A leading institutional infrastructure fund recently invested around US$10 billion in an AI campus in Sweden rather than in one of the traditional German locations. The decision is based on a simple calculation: AI training does not have to take place at a specific location, but requires hundreds of megawatts of electricity at competitive prices. In Finland, the commercial industrial electricity price in the second half of 2025 was around 7 cents per kilowatt-hour, in Sweden just under 10 cents, whereas in Germany it was around 23 cents.
Furthermore, hyperscalers are not only looking at price, but increasingly also at the carbon footprint of their electricity. Here, the German electricity mix has a double disadvantage: It is not only more expensive but, calculated over the year, also more carbon-intensive than the electricity in Scandinavia, which is predominantly generated from hydro and nuclear power. Added to this are annual average temperatures below ten degrees Celsius, which enable natural cooling in Northern Europe and further reduce operating costs.
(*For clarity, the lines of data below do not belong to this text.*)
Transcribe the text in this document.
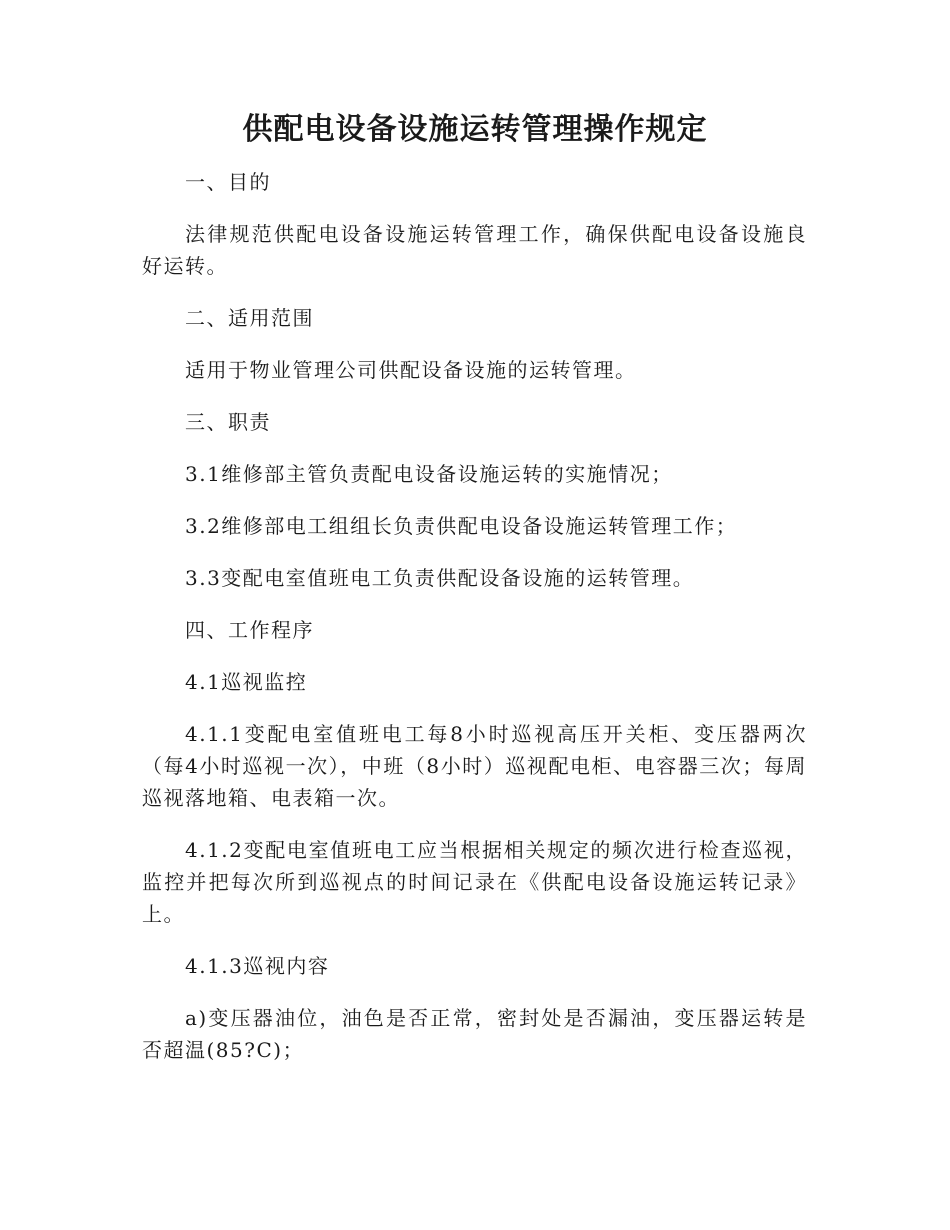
供配电设备设施运转管理操作规定

一、目的

法律规范供配电设备设施运转管理工作，确保供配电设备设施良好运转。

二、适用范围

适用于物业管理公司供配设备设施的运转管理。

三、职责

3.1维修部主管负责配电设备设施运转的实施情况；

3.2维修部电工组组长负责供配电设备设施运转管理工作；

3.3变配电室值班电工负责供配设备设施的运转管理。

四、工作程序

4.1巡视监控

4.1.1变配电室值班电工每8小时巡视高压开关柜、变压器两次（每4小时巡视一次），中班（8小时）巡视配电柜、电容器三次；每周巡视落地箱、电表箱一次。

4.1.2变配电室值班电工应当根据相关规定的频次进行检查巡视，监控并把每次所到巡视点的时间记录在《供配电设备设施运转记录》上。

4.1.3巡视内容

a)变压器油位，油色是否正常，密封处是否漏油，变压器运转是否超温(85?C)；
Alongside energy costs, speed is a second locational disadvantage. It is not the server halls themselves that require approval, but their peripheral equipment: emergency generators and recooling systems trigger an environmental impact assessment procedure under the Federal Immission Control Act. For large projects in Germany subject to an Environmental Impact Assessment (EIA), it regularly takes four to six years from initial project planning to approval, as expert reports, completeness checks and public consultation follow one another sequentially. In Sweden and Norway, comparable projects are approved up to 24 months earlier. In a market where the technological landscape shifts on an annual basis, this time difference is a significant factor in the decision on where to locate a facility.